Bien que le rejet ne soit pas inhibé par le manque d’IL-9, les allogreffes rejetées par les souris déficientes en IL-9 contiennent moins d’éosinophiles par rapport à des souris contrôles et présentent une production plus faible d’IL-5 par les cellules T alloréactives. De manière intéressante, la production optimale d’IL-5 après une stimulation allogénique requiert un récepteur à l’IL-9 (IL-9R) fonctionnel sur les cellules répondeuses. De plus, l’infiltration d’éosinophiles induite par l’IL-9 est absente dans des peaux transplantées sur des receveurs déficients pour le récepteur de l’IL-9. Finalement, la production d’IL-5 par des cellules T CD4+ stimulées par l’anti-CD3 est abolie par la neutralisation de l’IL-9.

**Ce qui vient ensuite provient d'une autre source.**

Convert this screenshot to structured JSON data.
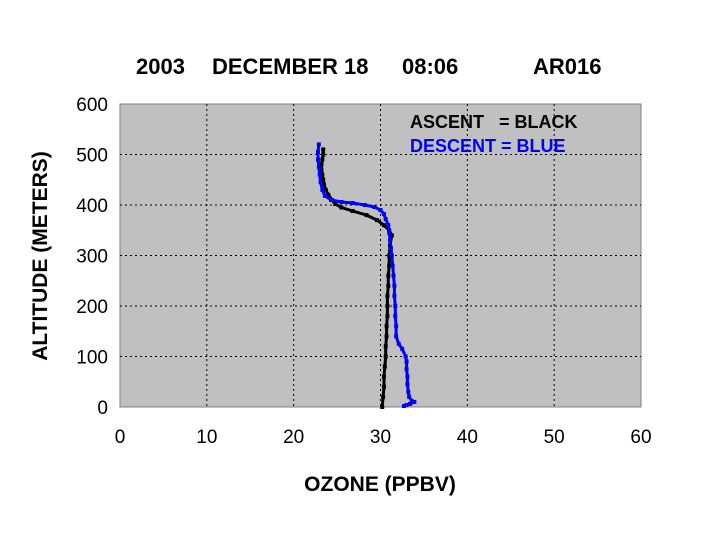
{
  "chart_data": {
    "type": "scatter",
    "title_parts": {
      "year": "2003",
      "date": "DECEMBER 18",
      "time": "08:06",
      "id": "AR016"
    },
    "xlabel": "OZONE (PPBV)",
    "ylabel": "ALTITUDE (METERS)",
    "xlim": [
      0,
      60
    ],
    "ylim": [
      0,
      600
    ],
    "xticks": [
      0,
      10,
      20,
      30,
      40,
      50,
      60
    ],
    "yticks": [
      0,
      100,
      200,
      300,
      400,
      500,
      600
    ],
    "grid": true,
    "plot_background": "#c0c0c0",
    "legend_position": "top-right",
    "legend": [
      {
        "label": "ASCENT   = BLACK",
        "color": "#000000"
      },
      {
        "label": "DESCENT = BLUE",
        "color": "#0000ff"
      }
    ],
    "series": [
      {
        "color": "#000000",
        "points": [
          [
            30.2,
            0
          ],
          [
            30.3,
            20
          ],
          [
            30.4,
            40
          ],
          [
            30.4,
            60
          ],
          [
            30.5,
            80
          ],
          [
            30.6,
            100
          ],
          [
            30.6,
            120
          ],
          [
            30.7,
            140
          ],
          [
            30.7,
            160
          ],
          [
            30.8,
            180
          ],
          [
            30.8,
            200
          ],
          [
            30.8,
            220
          ],
          [
            30.9,
            240
          ],
          [
            30.9,
            260
          ],
          [
            31.0,
            280
          ],
          [
            31.0,
            300
          ],
          [
            31.1,
            320
          ],
          [
            31.3,
            340
          ],
          [
            31.0,
            350
          ],
          [
            30.4,
            360
          ],
          [
            29.6,
            370
          ],
          [
            28.4,
            380
          ],
          [
            26.8,
            388
          ],
          [
            25.5,
            395
          ],
          [
            24.8,
            402
          ],
          [
            24.4,
            410
          ],
          [
            24.0,
            420
          ],
          [
            23.7,
            430
          ],
          [
            23.5,
            440
          ],
          [
            23.4,
            450
          ],
          [
            23.3,
            460
          ],
          [
            23.2,
            470
          ],
          [
            23.2,
            480
          ],
          [
            23.3,
            490
          ],
          [
            23.4,
            500
          ],
          [
            23.4,
            510
          ]
        ]
      },
      {
        "color": "#0000ff",
        "points": [
          [
            22.9,
            520
          ],
          [
            22.8,
            505
          ],
          [
            22.8,
            490
          ],
          [
            22.9,
            475
          ],
          [
            23.0,
            460
          ],
          [
            23.1,
            445
          ],
          [
            23.3,
            430
          ],
          [
            23.6,
            418
          ],
          [
            24.3,
            410
          ],
          [
            25.5,
            406
          ],
          [
            26.8,
            404
          ],
          [
            28.2,
            400
          ],
          [
            29.3,
            396
          ],
          [
            30.0,
            390
          ],
          [
            30.4,
            382
          ],
          [
            30.6,
            372
          ],
          [
            30.9,
            360
          ],
          [
            31.0,
            345
          ],
          [
            31.1,
            330
          ],
          [
            31.2,
            315
          ],
          [
            31.3,
            300
          ],
          [
            31.4,
            280
          ],
          [
            31.5,
            260
          ],
          [
            31.6,
            240
          ],
          [
            31.6,
            220
          ],
          [
            31.7,
            200
          ],
          [
            31.7,
            180
          ],
          [
            31.8,
            160
          ],
          [
            31.8,
            140
          ],
          [
            32.1,
            125
          ],
          [
            32.5,
            115
          ],
          [
            32.9,
            100
          ],
          [
            33.0,
            90
          ],
          [
            33.0,
            75
          ],
          [
            33.1,
            60
          ],
          [
            33.1,
            45
          ],
          [
            33.2,
            30
          ],
          [
            33.3,
            20
          ],
          [
            33.6,
            12
          ],
          [
            33.9,
            10
          ],
          [
            33.4,
            6
          ],
          [
            33.0,
            4
          ],
          [
            32.7,
            2
          ]
        ]
      }
    ]
  }
}
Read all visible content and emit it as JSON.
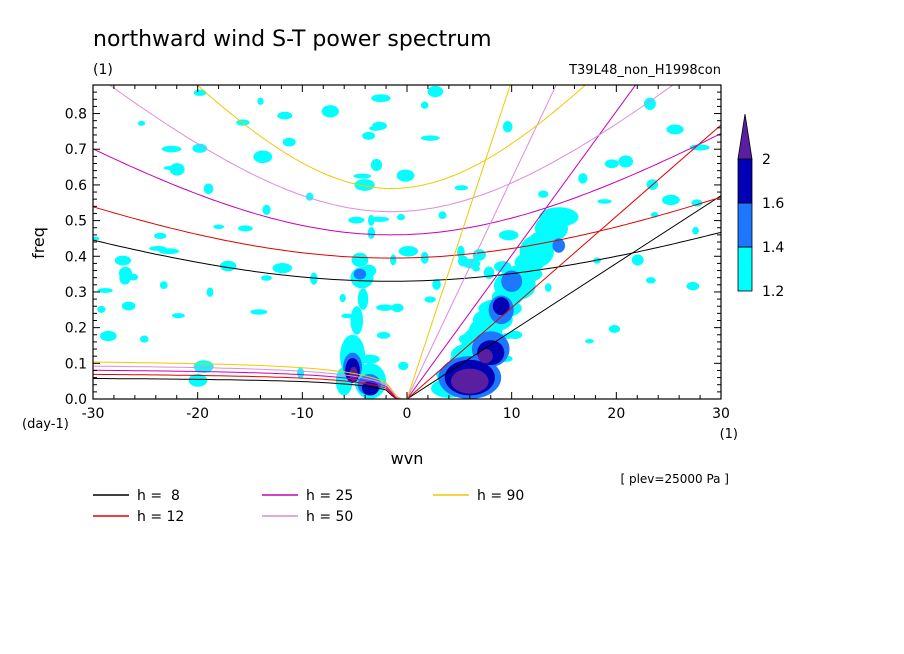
{
  "chart_data": {
    "type": "contour",
    "title": "northward wind S-T power spectrum",
    "subtitle": "(1)",
    "experiment": "T39L48_non_H1998con",
    "xlabel": "wvn",
    "ylabel": "freq",
    "x_unit": "(1)",
    "y_unit": "(day-1)",
    "xlim": [
      -30,
      30
    ],
    "ylim": [
      0,
      0.88
    ],
    "x_ticks": [
      -30,
      -20,
      -10,
      0,
      10,
      20,
      30
    ],
    "x_tick_labels": [
      "-30",
      "-20",
      "-10",
      "0",
      "10",
      "20",
      "30"
    ],
    "y_ticks": [
      0,
      0.1,
      0.2,
      0.3,
      0.4,
      0.5,
      0.6,
      0.7,
      0.8
    ],
    "y_tick_labels": [
      "0.0",
      "0.1",
      "0.2",
      "0.3",
      "0.4",
      "0.5",
      "0.6",
      "0.7",
      "0.8"
    ],
    "plev_note": "[ plev=25000 Pa ]",
    "colorbar": {
      "levels": [
        1.2,
        1.4,
        1.6,
        2
      ],
      "labels": [
        "1.2",
        "1.4",
        "1.6",
        "2"
      ],
      "colors": [
        "#00ffff",
        "#1e78ff",
        "#0000b4",
        "#5a1ea0"
      ]
    },
    "dispersion_curves": [
      {
        "label": "h =  8",
        "h": 8,
        "color": "#000000"
      },
      {
        "label": "h = 12",
        "h": 12,
        "color": "#e00000"
      },
      {
        "label": "h = 25",
        "h": 25,
        "color": "#c800b4"
      },
      {
        "label": "h = 50",
        "h": 50,
        "color": "#dc8cdc"
      },
      {
        "label": "h = 90",
        "h": 90,
        "color": "#f0c800"
      }
    ],
    "shaded_regions": [
      {
        "level": 1.2,
        "k_center": -4.5,
        "f_range": [
          0.0,
          0.42
        ],
        "desc": "westward spike near k=-4 to -5"
      },
      {
        "level": 2,
        "k_center": -5,
        "f_range": [
          0.0,
          0.15
        ],
        "desc": "strong westward low-frequency maximum"
      },
      {
        "level": 1.2,
        "k_center": 9,
        "f_range": [
          0.0,
          0.55
        ],
        "desc": "eastward Kelvin-like band"
      },
      {
        "level": 2,
        "k_center": 6,
        "f_range": [
          0.0,
          0.15
        ],
        "desc": "strong eastward low-frequency maximum"
      }
    ]
  }
}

En conclusion, nous pouvons dire que l'IL-9 est capable d'induire un rejet de type Th2, caractérisé par une forte infiltration d’éosinophiles et une dépendance à l'IL-5 et à l'IL-4. Notre étude montre également que l’IL-9 peut agir directement sur les cellules T CD4+ pour induire leur capacité à sécréter de l’IL-5. Cependant, l’IL-9 n’est pas indispensable au processus de rejet Th2 et il est probable que lorsque l’IL-9 est bloquée d'autres cytokines soient capables de compenser son absence. Notre étude permet une meilleure compréhension des voies complexes du recrutement des éosinophiles.